No one can serve two masters

GOSPEL COMMENTARY MT 6:24-34

Some years ago, a Marymount student was in a rather difficult quandary. He had not practiced his faith much in high school. However, the Lord began to tug on his heart during the first few years of college. He came on a few retreats, spent a week of spring break offering to serve the poor and started to participate in a regular bible study. He was gradually growing in his love for the Lord, but, at the same time, he was hanging out in the evenings with a crowd of students that was regularly abusing alcohol and drugs and strongly encouraging an active sexual life. This double life began to really eat away at the conscience of the student. As he drew closer to Christ, He was bringing a new and exciting sense of peace, joy and meaning to his life. On the other hand, the night life began to lose its attraction, left him feeling empty, and was becoming an obstacle to further growth in his relationship with Christ.
In the end, the student made a series of sound, but hard decisions. He shared with his closer friends in the crowd this growing interest in his Christian faith. He gradually and definitively made the decision to stop going out in the evenings with those friends when they were engaging in the usual activities. He tried to keep up a level of friendship with some of them by getting together for healthier activities such as meals and watching movies. He consciously began to spend time with other friends who shared his faith and his Christian values. It was a hard decision, but one that brought peace and a much more meaningful life.
In Sunday’s Gospel, Jesus makes the bold statement to His disciples, “No one can serve two masters. He will either hate one and love the other, or be devoted to one and despise the other.”
If we serve two masters, we can’t get far down the path of faith; we can’t grow in our love for God and remain stuck in a life of mortal sin. The two can’t go together for an extended period of time. We will either make the decision to turn away from sin and be faithful to the Lord and His Gospel or we will abandon our walk with God. We can’t live for any serious duration with that level of tension in our souls.
St. Ignatius of Loyola, the founder of the Jesuits, in his famous retreat, the Spiritual Exercises, offers a meditation on the three degrees of humility. The meditation is shocking to our modern sensibilities because it is a demanding invitation to put God first in our everyday lives.
The first kind of humility, according to St. Ignatius, is necessary for eternal salvation. “I so lower and humble myself, as much as is possible to me, that in everything I obey the law of God, so that … I would not be in deliberation about breaking a Commandment, whether Divine or human, which binds me under mortal sin” (The Spiritual Exercises of St. Ignatius, David L. Fleming, SJ, p. 165). In other words, I live my life so as to never consciously choose to commit a mortal sin.

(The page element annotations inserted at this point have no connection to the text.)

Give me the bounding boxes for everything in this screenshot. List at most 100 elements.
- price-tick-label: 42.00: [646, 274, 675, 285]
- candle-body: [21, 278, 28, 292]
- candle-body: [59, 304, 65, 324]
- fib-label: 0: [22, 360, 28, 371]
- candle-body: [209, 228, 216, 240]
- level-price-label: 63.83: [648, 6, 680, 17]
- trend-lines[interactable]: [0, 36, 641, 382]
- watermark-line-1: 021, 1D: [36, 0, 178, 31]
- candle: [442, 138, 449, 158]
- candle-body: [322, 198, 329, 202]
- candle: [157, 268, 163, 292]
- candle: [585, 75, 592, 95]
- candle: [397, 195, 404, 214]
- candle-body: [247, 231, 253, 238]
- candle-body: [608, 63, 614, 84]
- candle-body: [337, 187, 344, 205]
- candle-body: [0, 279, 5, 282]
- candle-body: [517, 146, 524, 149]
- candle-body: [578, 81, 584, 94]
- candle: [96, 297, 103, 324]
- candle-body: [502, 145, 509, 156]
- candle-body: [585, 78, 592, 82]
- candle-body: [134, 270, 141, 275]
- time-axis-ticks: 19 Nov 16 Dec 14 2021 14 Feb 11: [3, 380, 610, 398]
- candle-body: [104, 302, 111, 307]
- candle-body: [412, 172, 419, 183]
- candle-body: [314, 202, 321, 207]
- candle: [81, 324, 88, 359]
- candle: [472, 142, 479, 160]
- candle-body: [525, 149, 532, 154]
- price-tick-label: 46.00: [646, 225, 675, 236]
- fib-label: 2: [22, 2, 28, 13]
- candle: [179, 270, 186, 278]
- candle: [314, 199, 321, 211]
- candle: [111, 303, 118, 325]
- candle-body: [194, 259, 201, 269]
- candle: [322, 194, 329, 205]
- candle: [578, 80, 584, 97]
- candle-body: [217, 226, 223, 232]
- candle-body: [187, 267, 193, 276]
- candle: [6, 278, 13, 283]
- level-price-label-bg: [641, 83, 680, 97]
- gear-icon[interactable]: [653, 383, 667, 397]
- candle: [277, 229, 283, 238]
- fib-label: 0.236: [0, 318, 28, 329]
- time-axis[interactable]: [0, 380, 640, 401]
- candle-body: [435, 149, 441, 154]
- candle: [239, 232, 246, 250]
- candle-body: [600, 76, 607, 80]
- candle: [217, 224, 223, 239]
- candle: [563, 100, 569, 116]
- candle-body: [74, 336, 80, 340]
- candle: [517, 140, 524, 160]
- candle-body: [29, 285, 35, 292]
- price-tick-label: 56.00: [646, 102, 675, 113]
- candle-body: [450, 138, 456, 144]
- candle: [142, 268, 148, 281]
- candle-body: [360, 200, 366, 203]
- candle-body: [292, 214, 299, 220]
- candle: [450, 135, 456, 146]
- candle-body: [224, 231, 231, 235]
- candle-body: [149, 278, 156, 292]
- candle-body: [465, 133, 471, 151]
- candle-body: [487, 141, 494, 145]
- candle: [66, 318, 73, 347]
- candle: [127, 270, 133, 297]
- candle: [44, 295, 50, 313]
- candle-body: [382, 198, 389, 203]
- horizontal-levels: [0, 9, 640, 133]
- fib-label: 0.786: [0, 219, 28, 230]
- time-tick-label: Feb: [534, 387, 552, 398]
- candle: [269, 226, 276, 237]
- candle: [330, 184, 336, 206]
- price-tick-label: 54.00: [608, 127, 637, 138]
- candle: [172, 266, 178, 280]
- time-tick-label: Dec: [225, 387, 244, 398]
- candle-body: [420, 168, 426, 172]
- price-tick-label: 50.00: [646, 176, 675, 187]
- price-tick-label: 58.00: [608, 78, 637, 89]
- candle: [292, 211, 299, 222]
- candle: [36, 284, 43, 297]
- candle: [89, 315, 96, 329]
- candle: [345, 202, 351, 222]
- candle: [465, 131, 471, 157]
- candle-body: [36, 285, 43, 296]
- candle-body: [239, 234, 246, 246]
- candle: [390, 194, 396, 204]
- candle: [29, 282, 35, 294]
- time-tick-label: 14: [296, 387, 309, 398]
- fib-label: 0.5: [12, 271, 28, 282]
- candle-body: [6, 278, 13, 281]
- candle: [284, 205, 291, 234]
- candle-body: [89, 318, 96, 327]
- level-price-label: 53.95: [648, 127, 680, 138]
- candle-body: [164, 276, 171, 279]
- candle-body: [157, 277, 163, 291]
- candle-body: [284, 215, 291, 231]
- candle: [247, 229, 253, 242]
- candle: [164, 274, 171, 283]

The second kind of humility is more perfect than the first. “I find myself at such a stage that I do not want, and feel no inclination to have, riches rather than poverty, to want honor rather than dishonor, to desire a long rather than a short life — the service of God our Lord and the salvation of my soul being equal; and so not for all creation, nor because they would take away my life, would I be in deliberation about committing a venial sin” (Ibid, p. 166). In other words, I desire to follow God and His will so dearly, that I do not want to turn away from God even in the smallest of ways. I do not even want to commit a venial sin.
The third kind of humility is the most perfect humility. “… when — including the first and second, and the praise and glory of the Divine Majesty being equal — in order to imitate and be more actually like Christ our Lord, I want and choose poverty with Christ poor rather than riches, opprobrium with Christ replete with it rather than honors; and to desire to be rated as worthless and a fool for Christ, Who first was held as such, rather than wise or prudent in this world” (Ibid., p. 167). My love for Christ is so strong that I want to be right there with Him in His poverty, insults and revilement. I prefer those things over being esteemed as wise or prudent by the world. This, indeed, is a most radical form of Christ-inspired humility.
“No one can serve two masters. He will either hate one and love the other, or be devoted to one and despise the other.”
Fr. Peterson is assistant chaplain at Marymount University in Arlington.